How does the system find candidates?

Using HeadHunter vacancy data, structured filtering, and AI scoring with explicit explanation.

Can it fully replace HR?

No. It speeds up and structures selection, but final decisions remain with people.

What matters most for matching quality?

HH source-data quality, proper filters, and transparent reasoned scoring.

Can it run locally?

Yes, with local infrastructure and controlled access to candidate data.

How to reduce bias?

Use explainable scoring, remove sensitive features, audit outcomes, and keep human-in-the-loop.

Key Takeaways

1) AI recruiting = HH data + structured matching + explainable scoring.

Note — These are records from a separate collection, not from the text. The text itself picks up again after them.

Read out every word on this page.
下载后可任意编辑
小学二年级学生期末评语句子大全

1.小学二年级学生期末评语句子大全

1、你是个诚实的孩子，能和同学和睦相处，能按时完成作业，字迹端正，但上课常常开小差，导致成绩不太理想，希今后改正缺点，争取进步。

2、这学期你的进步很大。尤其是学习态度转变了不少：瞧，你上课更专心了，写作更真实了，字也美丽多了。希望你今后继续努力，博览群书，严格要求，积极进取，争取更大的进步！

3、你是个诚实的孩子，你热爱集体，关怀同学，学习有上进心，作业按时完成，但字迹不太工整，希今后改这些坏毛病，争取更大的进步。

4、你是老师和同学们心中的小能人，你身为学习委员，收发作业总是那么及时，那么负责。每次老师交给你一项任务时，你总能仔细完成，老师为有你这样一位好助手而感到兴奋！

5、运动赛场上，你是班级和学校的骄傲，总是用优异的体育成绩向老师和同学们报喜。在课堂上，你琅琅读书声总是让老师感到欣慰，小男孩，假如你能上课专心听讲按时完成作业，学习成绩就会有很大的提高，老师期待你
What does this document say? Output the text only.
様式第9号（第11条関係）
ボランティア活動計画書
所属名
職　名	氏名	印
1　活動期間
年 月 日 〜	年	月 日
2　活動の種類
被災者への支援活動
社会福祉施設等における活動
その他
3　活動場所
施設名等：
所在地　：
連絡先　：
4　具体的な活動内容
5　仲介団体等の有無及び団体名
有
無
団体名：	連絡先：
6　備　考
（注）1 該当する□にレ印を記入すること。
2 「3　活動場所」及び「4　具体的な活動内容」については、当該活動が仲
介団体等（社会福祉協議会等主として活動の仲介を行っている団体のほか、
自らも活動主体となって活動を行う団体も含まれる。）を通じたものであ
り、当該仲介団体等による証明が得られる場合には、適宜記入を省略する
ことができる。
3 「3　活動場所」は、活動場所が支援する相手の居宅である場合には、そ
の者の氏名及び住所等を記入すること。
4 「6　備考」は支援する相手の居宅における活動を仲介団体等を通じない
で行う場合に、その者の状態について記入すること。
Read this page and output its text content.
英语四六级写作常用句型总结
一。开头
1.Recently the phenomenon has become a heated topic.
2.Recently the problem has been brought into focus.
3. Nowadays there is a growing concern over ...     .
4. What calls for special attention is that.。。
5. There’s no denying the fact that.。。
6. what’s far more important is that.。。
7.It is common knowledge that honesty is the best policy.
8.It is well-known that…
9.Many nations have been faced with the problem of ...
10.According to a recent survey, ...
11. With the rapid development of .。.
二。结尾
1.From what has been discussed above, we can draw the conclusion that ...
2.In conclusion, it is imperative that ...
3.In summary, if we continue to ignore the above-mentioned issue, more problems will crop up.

2) Structured data and skill normalization are critical for accurate ranking.

3) Automation speeds up hiring but does not replace HR expertise.

4) Data quality is the main risk and the main lever, not the model alone.

Who this is for

HR teams, recruiting agencies, enterprise companies, and high-volume hiring startups that need faster hiring and transparent selection quality.